Des nouvelles sensibles
Rêver, s’adapter, lutter, changer, se souvenir, revivre, transmettre, avancer : voilà ce qu’annonce la 4ème de couverture du livre de Martine Lombard, à propos de ces treize nouvelles que contient Passe-passe. Des personnages qui sont à un tournant de leur vie. Martine Lombard aborde des thèmes aussi variés que l’amour, le manque affectif, l’exil, le handicap. Père de famille en perdition, mère parfaite qui dérape, cadre commercial en plein burn-out… L’on partage le fil de ces nouvelles dans l’intimité des personnages, de leurs doutes à leurs espoirs, en plein cœur de l’humanité. Grande amoureuse des mots, Martine Lombard explore les crises de vie avec beaucoup de tendresse et de finesse.
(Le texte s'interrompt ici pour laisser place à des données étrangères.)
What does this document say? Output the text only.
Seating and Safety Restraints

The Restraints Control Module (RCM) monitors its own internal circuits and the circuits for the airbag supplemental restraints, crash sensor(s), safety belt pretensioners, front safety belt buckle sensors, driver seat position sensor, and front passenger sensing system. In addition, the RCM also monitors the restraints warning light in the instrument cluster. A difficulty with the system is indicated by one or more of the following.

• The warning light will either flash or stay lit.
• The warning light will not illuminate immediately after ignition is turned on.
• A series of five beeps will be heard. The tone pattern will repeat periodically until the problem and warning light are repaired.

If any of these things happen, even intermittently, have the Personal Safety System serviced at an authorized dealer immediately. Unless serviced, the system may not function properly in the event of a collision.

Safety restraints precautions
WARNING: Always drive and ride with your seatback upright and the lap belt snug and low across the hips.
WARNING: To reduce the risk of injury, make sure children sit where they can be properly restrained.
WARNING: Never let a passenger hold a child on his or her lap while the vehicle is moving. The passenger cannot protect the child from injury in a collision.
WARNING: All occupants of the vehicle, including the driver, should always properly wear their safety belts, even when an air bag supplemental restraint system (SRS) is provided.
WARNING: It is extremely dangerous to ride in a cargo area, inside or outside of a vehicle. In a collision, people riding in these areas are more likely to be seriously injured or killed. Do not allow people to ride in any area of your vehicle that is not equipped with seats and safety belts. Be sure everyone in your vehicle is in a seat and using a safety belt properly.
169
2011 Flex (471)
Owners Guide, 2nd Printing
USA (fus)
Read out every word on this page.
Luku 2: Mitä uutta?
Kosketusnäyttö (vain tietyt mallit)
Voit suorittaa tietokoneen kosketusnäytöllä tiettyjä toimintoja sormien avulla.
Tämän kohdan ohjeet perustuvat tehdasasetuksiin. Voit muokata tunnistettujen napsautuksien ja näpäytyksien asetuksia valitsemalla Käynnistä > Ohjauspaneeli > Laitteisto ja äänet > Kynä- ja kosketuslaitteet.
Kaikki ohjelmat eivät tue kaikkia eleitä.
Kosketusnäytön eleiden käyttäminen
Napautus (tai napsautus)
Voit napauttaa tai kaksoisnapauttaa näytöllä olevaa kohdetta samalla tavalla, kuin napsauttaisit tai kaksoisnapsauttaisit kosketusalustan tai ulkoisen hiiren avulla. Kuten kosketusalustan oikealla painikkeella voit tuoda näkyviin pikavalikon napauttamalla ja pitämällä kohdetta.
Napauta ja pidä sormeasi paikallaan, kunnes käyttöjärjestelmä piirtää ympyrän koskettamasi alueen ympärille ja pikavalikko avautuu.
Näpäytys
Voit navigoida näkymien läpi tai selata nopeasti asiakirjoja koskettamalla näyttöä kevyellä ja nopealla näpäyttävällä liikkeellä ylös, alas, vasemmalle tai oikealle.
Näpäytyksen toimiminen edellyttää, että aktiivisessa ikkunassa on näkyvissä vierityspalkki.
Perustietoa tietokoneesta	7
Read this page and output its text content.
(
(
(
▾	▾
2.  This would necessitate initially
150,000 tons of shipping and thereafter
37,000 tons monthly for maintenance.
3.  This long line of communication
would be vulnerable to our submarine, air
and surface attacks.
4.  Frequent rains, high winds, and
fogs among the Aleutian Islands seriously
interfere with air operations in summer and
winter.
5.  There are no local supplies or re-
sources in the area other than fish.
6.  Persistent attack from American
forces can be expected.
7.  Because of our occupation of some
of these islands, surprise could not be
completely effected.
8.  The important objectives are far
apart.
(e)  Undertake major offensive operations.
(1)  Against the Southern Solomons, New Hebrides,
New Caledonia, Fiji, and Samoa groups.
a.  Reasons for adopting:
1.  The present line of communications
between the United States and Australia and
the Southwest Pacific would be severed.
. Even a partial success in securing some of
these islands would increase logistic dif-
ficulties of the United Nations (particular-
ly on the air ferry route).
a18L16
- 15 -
« Sa voix, son regard, il m’aimait tout simplement. Moi aussi, j’avais pensé l’aimer comme ça. Je lui ai souri, il ne se doutait de rien. J’en avais la gorge serrée. » (La mendiante et la princesse)
Le désir d’écrire
« J’ai eu très tôt le désir d’écrire et ensuite, j’ai arrêté. J’avais gagné un petit concours quand j’étais collégienne ; j’avais reçu une invitation au Cercle des ouvriers écrivains mais ça m’avait tout de suite repoussée parce que c’était politisé. J’ai eu des regrets ensuite car avec le temps, des talents auraient pu y être cultivés. Quand je suis arrivée en France, j’avais l’impression d’avoir perdu mes thématiques et de ne rien pouvoir raconter, puisque la réalité était différente. Quand on perd la matière… Je n’aurais pas été capable d’écrire sur l’immédiateté, parce que je ne le saisissais pas. Quand on écrit des poèmes, c’est peut-être plus facile, parce qu’on peut partir du ressenti, faire abstraction des choses. Donc il y a eu de nombreuses années où j’ai très peu écrit. Aussi parce qu’il fallait faire des études, travailler… Donc ça sommeillait en moi, mais je n’écrivais rien. »
De l’allemand au français
« Je ne savais pas si j’allais pouvoir écrire en français. J’ai eu tout d’abord un flash, avec cette scène dans une salle de bain, qui a donné la toute première nouvelle écrite de ce recueil, la baignoire » explique Martine Lombard. « Ce fut un grand plaisir d’écrire en français, puisque l’histoire se passe en France. Cette première nouvelle, la baignoire, m’a ouvert la porte de l’écriture en français. C’est une langue acquise pour moi, j’ai mes moyens mais ils sont plus limités qu’en allemand, donc cela a demandé un gros travail de correction. Il faut plusieurs étapes car il y a des choses que j’ai plus de mal à exprimer dans cette langue, surtout quand il y a des choses moins évidentes et faciles à dire. Au départ, j’avais donc envoyé La baignoire à mon éditeur. Il m’a contactée et ensuite le deal a été d’écrire une nouvelle par mois. »
Un déracinement
« Quand on a choisi un autre pays, est-ce qu’il reste toujours valable ? Il peut être remis en question, si les circonstances changent. Qu’est-ce qui fait qu’on se sent toujours chez soi ? Je crois que c’est Gertrude Stein, poétesse et écrivaine américaine, qui a dit qu’on a un pays natal, et un autre qui ouvre plus de liberté pour écrire. On n’est pas dans le cadre qui nous a toujours connu. Ce déracinement peut aussi réapparaitre tout d’un coup alors qu’on pensait qu’il ne serait plus jamais là. Mais j’ai aussi fait l’expérience que parfois, même chez soi, on peut ne pas se sentir forcément à sa place. Il y aussi l’idée de quitter un endroit où on a grandi, mais ça ne colle plus. Si on a vécu dans un autre pays, les couleurs ne seront plus jamais les mêmes. Chez soi, il y a une réduction de la gamme qui est possible. Souvent, les auteurs font ça car ils y étaient obligés par l’exil, leur langue ne comptant pas dans le pays où ils sont. Ils puisent aussi dans l’idée qu’il y a deux univers. Personnellement, je suis en France depuis 1986, avant la chute du mur de Berlin. J’ai vécu un peu en Belgique aussi. Après la chute du mur, j’ai pensé à retourner là-bas. Mais il me semble que les retours font un peu rétrécir les choses. »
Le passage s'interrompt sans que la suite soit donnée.